Through continual engagements with local government and nonprofit users, we identified two key barriers keeping organizations from more fully incorporating the tool into their decisionmaking and processes. First, instead of using the point-and-click interface on Urban’s website to upload a dataset whenever new analysis was needed, organizations wanted to embed the SEDT within their own tools and data workflows to make it a core part of institutional processes. Second, organizations requested technical assistance to identify and maximize opportunities to transform decisionmaking and resource distribution processes with the SEDT.

In short, while the user-friendly point-and-click web tool is great for many users, we needed another solution to support organizational power users. What we needed was a public application programming interface (API), which we are excited to release today.

What does the public API do?

The public API enables users to interact with the SEDT programmatically. Users can submit code for an analysis request along with their data to the API and receive a structured response with the results. Users can then automate the process of submitting multiple analyses to the SEDT and incorporating results into organizational processes and tools, such as dashboards, data catalogs, and custom data tools. This automation takes an otherwise time-intensive manual process and completes it in a few seconds, providing the user far greater quality control, customizability, and time efficiency. The Urban Institute has had great success using APIs to make our tools and data more accessible, including through our Education Data Portal API.

The SEDT API also gave us the opportunity to add advanced functionality requested by our power users without compromising the streamlined user-friendliness of the web tool. The API introduces three new pieces of functionality that aren’t available in the web tool:

· Users can choose which year of American Community Survey data to compare their user-uploaded point data (which we call a resource dataset) against to calculate the disparity scores.

· Users can upload supplemental demographic datasets that contain information on additional demographic groups beyond the web tool’s built-in groups to include in the calculation of demographic disparity scores.

· Users can upload supplemental geographic datasets that contain information on additional target populations beyond the web tool’s built-in geographic baselines to use in the calculation of geographic disparity scores.

These new features significantly expand the applications for the SEDT. If a government agency wanted to measure equitable targeting of a specific program, for example, they could upload custom demographic and geographic data on that program’s specific eligible population that may not be one of the built-in datasets for the web tool (e.g., small businesses for a small business grant program) for more accurate analysis.

How can people use the API?

An illustrative example of how people can use the new API comes from our partners in the Office of the Los Angeles City Administrative Officer, who wanted to use the SEDT API to center equity in the city’s budget process.

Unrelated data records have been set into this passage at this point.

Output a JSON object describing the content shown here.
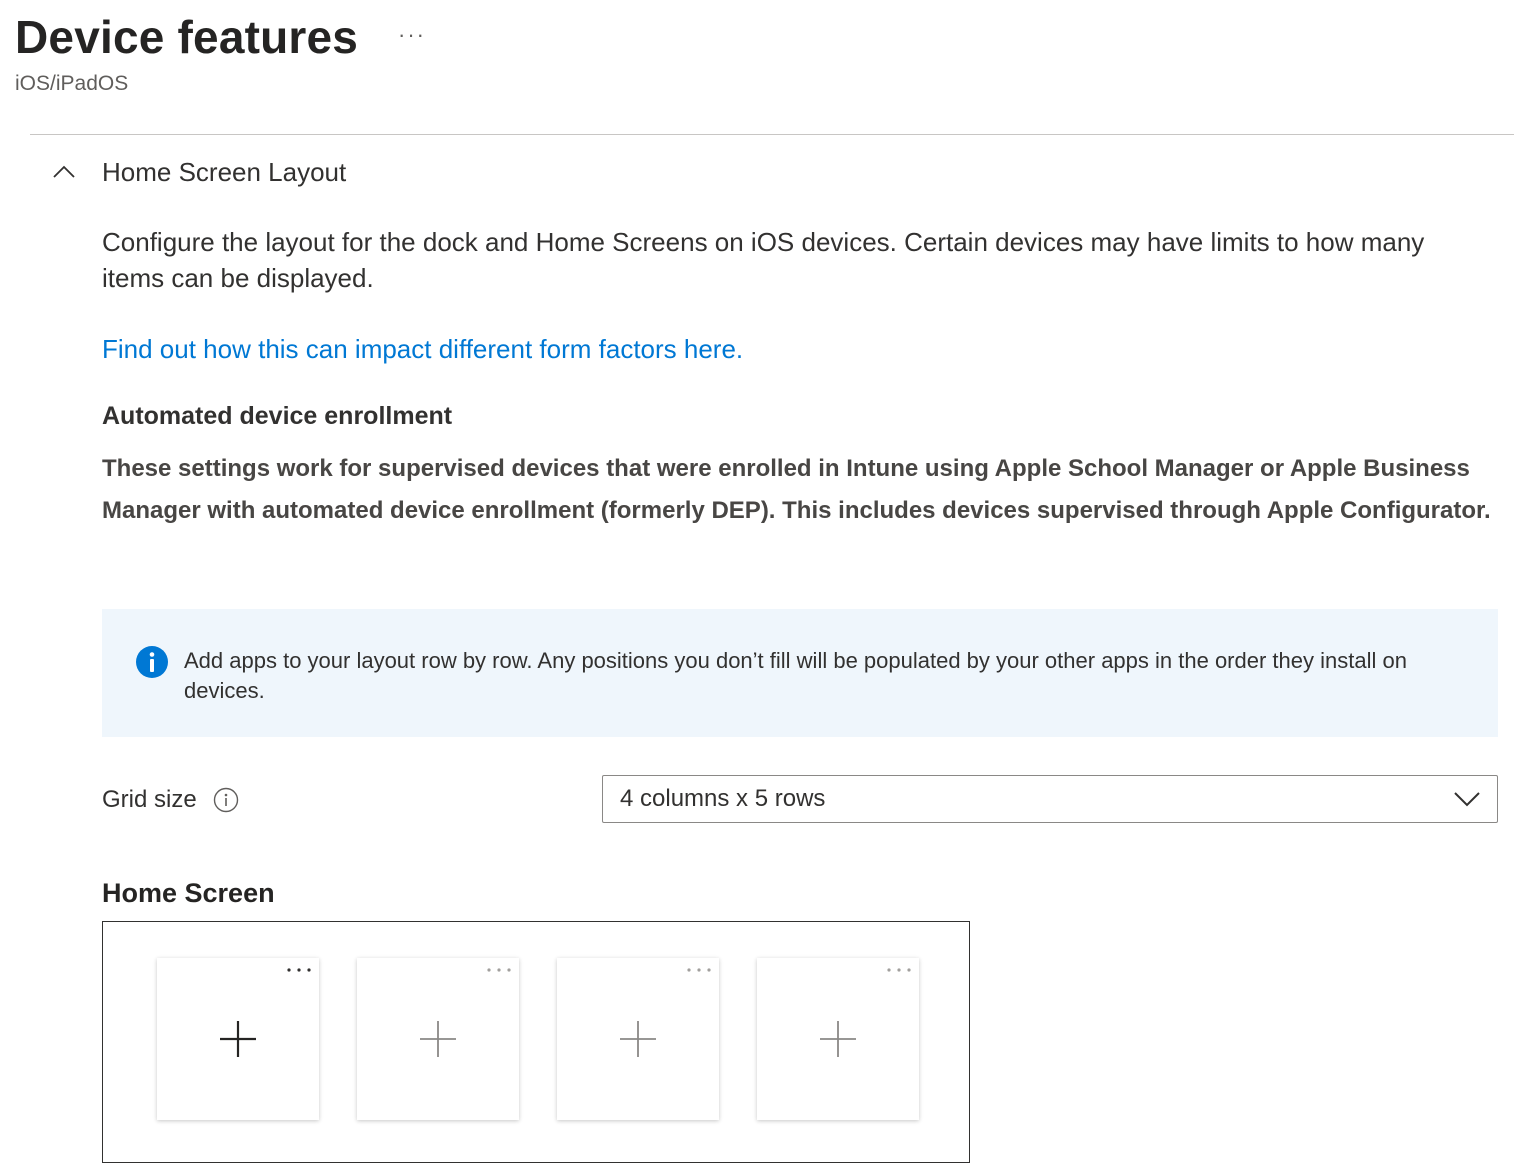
{
  "header": {
    "title": "Device features",
    "more_label": "···",
    "subtitle": "iOS/iPadOS"
  },
  "section": {
    "title": "Home Screen Layout",
    "expanded": true,
    "description": "Configure the layout for the dock and Home Screens on iOS devices. Certain devices may have limits to how many items can be displayed.",
    "link_text": "Find out how this can impact different form factors here.",
    "ade_heading": "Automated device enrollment",
    "ade_text": "These settings work for supervised devices that were enrolled in Intune using Apple School Manager or Apple Business Manager with automated device enrollment (formerly DEP). This includes devices supervised through Apple Configurator.",
    "info_text": "Add apps to your layout row by row. Any positions you don’t fill will be populated by your other apps in the order they install on devices."
  },
  "grid_size": {
    "label": "Grid size",
    "value": "4 columns x 5 rows"
  },
  "home_screen": {
    "heading": "Home Screen",
    "tiles": [
      {
        "active": true,
        "icon": "plus-icon"
      },
      {
        "active": false,
        "icon": "plus-icon"
      },
      {
        "active": false,
        "icon": "plus-icon"
      },
      {
        "active": false,
        "icon": "plus-icon"
      }
    ]
  },
  "colors": {
    "link": "#0078d4",
    "info_background": "#eff6fc",
    "info_icon": "#0078d4"
  }
}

Together, we developed the Measure of Access, Disparity, and Equity (MADE) tool, which leverages the API to analyze how the city allocates its resources, helping leaders better understand disparities in communities’ access to amenities. MADE integrates the disparity scores produced by the SEDT with the city’s new equity index in a custom City of LA dashboard. Departments can use this dashboard to develop annual budget proposals that more equitably target resources across neighborhoods and demographic groups. The city’s Bureau of Street Lighting, for example, tested the tool to develop their 2023 budget proposal for new electric charging stations. Integrating the SEDT directly into city processes through the API removes barriers to use by city staff. The MADE tool was shared in the official budget guidance received by all departments, and 300 city officials charged with developing budgets for 40-plus city departments attended trainings on the tool.

Through testing the prelaunch API with LA and our other technical assistance partners, we received invaluable feedback on how to improve our API documentation and overall user experience (not to mention caught and resolved several edge cases!). We’re grateful to all our partners for their time and input that made the API better.

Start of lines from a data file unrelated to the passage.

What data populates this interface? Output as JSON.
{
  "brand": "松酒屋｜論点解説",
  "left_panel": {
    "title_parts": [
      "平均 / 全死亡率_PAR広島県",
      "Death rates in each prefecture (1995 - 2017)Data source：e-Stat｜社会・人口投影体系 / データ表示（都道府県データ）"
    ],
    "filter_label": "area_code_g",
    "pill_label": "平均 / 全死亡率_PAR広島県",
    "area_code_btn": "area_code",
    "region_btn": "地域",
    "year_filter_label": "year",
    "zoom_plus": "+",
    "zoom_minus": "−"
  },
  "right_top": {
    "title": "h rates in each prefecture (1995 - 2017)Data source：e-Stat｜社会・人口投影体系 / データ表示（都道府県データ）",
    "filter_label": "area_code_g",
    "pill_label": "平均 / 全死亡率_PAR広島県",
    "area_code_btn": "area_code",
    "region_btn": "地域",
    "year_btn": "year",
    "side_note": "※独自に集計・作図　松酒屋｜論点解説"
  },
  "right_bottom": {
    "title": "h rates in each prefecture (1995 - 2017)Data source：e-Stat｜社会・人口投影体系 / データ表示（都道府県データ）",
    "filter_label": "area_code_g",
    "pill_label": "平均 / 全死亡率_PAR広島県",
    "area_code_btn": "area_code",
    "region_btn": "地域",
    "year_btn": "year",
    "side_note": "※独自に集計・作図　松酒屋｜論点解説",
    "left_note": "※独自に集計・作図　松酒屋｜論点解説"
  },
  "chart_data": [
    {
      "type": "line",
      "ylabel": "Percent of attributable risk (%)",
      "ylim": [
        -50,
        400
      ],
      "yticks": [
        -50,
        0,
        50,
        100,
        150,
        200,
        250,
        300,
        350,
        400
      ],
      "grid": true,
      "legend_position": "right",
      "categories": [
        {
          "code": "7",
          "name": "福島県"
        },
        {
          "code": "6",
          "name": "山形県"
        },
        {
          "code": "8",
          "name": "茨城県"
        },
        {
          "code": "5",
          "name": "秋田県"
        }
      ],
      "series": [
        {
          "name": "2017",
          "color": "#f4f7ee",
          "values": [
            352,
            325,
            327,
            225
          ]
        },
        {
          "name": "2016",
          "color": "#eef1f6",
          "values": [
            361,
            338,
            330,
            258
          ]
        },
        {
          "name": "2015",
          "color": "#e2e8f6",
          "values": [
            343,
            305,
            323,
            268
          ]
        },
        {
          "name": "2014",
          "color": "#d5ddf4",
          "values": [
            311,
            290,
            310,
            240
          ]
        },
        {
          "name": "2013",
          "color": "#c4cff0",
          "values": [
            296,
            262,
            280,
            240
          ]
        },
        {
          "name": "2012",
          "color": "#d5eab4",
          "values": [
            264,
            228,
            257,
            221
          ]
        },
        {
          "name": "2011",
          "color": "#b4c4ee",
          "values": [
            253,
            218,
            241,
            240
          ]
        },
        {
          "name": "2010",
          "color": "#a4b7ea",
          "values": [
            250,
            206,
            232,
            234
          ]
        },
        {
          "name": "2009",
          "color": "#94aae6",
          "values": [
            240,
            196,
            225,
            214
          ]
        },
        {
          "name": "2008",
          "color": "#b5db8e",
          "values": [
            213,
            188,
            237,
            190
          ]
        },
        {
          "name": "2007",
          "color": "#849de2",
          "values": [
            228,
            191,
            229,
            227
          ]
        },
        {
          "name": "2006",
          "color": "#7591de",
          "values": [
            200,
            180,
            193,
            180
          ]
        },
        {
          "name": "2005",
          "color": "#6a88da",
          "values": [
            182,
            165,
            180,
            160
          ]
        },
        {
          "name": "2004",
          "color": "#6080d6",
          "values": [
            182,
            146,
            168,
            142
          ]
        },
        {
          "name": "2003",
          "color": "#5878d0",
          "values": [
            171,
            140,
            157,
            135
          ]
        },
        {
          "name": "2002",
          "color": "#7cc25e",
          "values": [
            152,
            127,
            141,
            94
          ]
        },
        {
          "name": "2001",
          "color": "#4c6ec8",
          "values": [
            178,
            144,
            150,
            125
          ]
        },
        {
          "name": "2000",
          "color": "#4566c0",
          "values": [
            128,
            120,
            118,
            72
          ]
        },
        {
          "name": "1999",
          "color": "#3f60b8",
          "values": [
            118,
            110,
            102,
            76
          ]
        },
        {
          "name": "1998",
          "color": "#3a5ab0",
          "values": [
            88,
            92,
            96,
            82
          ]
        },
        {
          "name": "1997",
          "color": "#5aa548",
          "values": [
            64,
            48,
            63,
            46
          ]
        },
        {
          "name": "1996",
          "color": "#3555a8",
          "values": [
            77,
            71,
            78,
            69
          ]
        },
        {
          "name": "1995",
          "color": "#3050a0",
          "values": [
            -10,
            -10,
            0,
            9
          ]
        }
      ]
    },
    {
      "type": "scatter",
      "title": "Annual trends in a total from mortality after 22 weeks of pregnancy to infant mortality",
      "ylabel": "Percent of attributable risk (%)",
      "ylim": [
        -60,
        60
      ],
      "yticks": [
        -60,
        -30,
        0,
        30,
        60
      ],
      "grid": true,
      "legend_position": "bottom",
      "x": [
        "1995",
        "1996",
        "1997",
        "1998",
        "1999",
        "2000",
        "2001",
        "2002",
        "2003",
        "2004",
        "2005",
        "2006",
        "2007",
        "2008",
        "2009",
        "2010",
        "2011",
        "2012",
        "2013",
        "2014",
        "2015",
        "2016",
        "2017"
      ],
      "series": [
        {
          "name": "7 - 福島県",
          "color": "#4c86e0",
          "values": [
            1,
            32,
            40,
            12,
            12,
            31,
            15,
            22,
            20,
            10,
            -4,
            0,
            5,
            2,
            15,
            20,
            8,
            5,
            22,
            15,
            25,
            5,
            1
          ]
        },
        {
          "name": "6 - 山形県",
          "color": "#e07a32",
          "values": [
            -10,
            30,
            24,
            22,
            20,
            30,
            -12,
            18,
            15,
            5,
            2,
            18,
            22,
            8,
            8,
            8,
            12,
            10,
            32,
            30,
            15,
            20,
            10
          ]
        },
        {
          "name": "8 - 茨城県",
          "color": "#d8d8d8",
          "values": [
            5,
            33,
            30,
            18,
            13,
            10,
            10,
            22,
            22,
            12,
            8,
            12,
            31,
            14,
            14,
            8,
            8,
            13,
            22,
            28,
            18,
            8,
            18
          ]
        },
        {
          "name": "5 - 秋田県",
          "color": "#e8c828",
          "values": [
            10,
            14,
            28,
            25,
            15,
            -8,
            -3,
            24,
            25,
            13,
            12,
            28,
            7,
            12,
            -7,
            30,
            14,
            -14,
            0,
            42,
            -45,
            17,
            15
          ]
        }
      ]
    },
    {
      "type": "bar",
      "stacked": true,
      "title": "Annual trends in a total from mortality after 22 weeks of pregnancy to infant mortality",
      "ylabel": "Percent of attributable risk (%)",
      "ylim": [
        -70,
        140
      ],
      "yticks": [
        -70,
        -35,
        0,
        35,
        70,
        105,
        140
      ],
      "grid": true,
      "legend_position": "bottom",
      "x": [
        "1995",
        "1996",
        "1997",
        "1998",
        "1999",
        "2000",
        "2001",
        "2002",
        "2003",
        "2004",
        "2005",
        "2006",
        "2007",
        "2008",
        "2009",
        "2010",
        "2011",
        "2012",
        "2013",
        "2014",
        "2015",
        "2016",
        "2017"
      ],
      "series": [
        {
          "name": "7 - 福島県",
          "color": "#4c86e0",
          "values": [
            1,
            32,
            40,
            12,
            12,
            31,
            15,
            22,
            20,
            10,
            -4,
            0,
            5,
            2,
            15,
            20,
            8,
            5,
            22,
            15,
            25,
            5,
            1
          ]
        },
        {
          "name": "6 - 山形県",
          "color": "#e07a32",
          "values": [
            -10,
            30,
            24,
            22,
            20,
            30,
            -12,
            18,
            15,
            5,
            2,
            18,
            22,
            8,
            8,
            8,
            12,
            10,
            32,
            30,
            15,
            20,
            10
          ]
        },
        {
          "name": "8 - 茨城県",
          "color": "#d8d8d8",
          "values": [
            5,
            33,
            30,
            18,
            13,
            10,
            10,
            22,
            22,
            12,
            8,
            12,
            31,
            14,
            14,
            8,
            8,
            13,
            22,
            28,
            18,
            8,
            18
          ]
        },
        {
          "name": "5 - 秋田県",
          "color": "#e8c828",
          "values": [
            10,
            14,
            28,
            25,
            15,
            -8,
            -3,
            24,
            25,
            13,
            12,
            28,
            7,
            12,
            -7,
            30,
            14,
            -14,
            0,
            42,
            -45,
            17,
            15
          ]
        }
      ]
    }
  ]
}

How does the public API work?

The public API — just like the private API that currently powers the web tool — uses the Django REST framework as its foundation to interact with the tool’s analytical back end in a serverless AWS Lambda architecture. As a previous Data@Urban blog post outlines, Lambda’s event-driven, serverless cloud computing service is used across Urban for highly scalable and cost-effective applications. To address the growing complexity of the SEDT tool, we integrated an AWS Step Function into our software system. AWS Step Functions are designed to orchestrate and coordinate workflows by governing the sequence of steps that occur in the AWS backend after a user submits a request to the public API, as shown in the diagram below.

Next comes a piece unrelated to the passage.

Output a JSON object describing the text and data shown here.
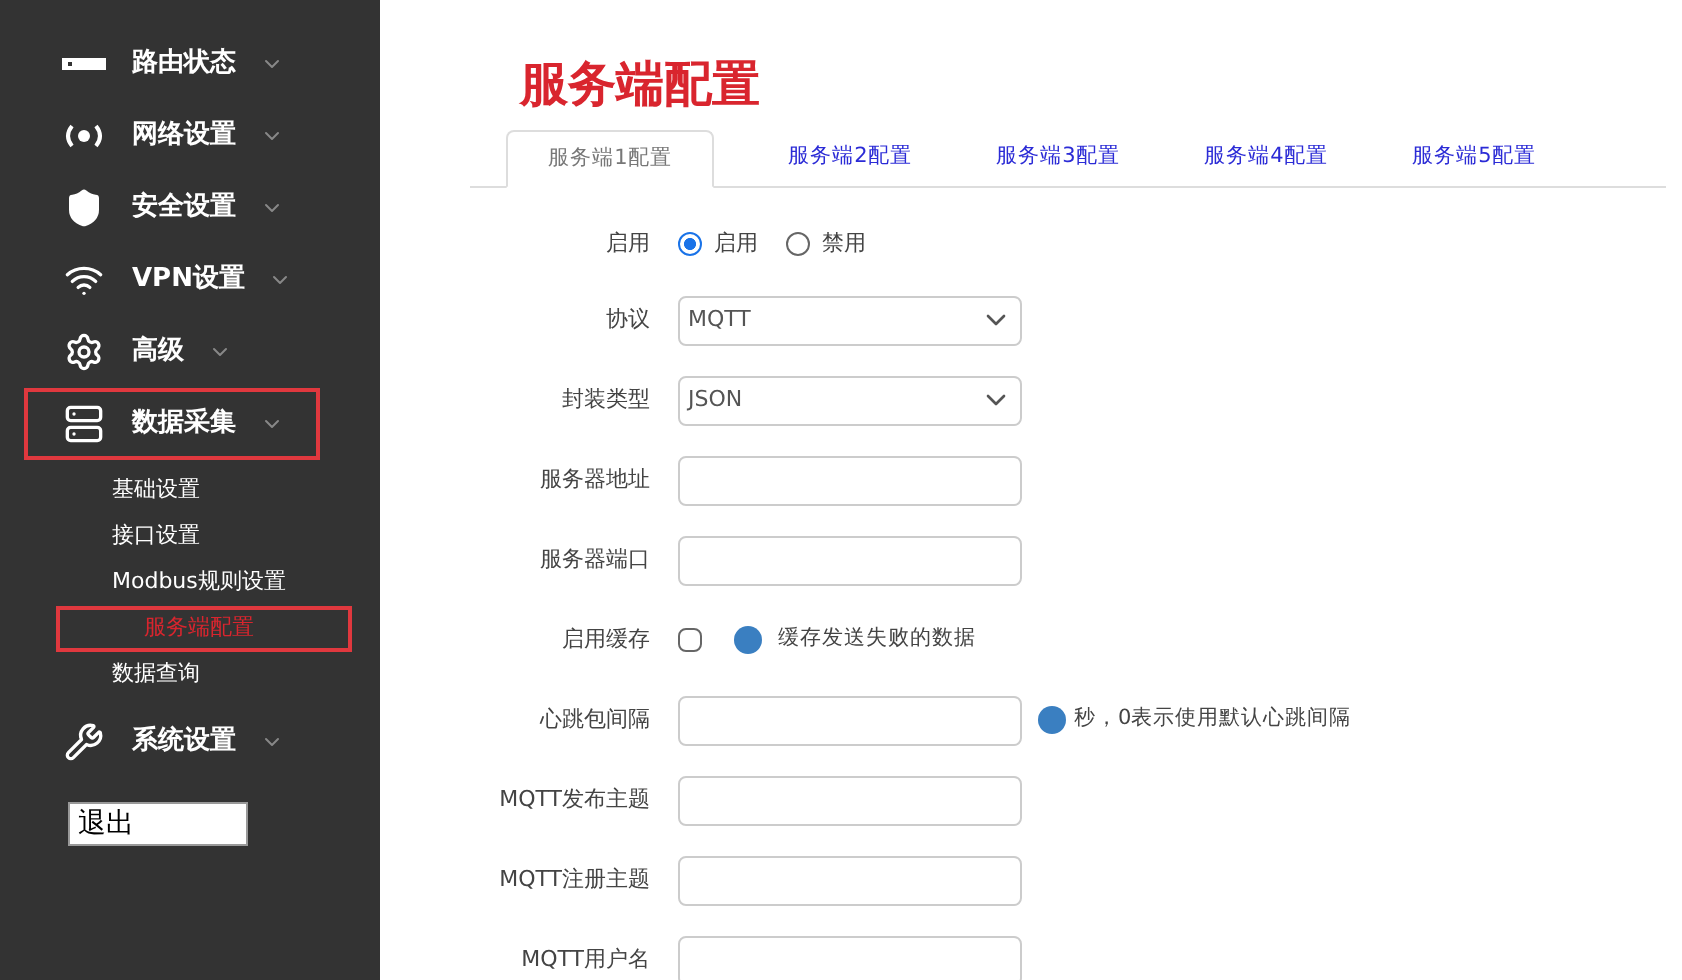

After a user submits an analysis request to the API using the /upload-user-file/ endpoint, a series of lambda functions manage the analysis pipeline, where the output of one function forms the input of the next function. As the public API allows users to upload optional demographic and geographic files, the number of files required for the equity analysis and the amount of time it may take for those files to upload to S3 can vary across requests. To manage this uncertainty, the first lambda function determines which files a user will upload based on the API request parameters that the Django API saves to S3. It then passes this information to the second lambda function, which repeatedly checks S3 to determine if the required files have finished uploading. If not, the step function pauses the workflow, then triggers the second lambda function again to restart the check. If yes, the second lambda function triggers the third and final lambda function, which performs the equity analysis and writes the results to S3.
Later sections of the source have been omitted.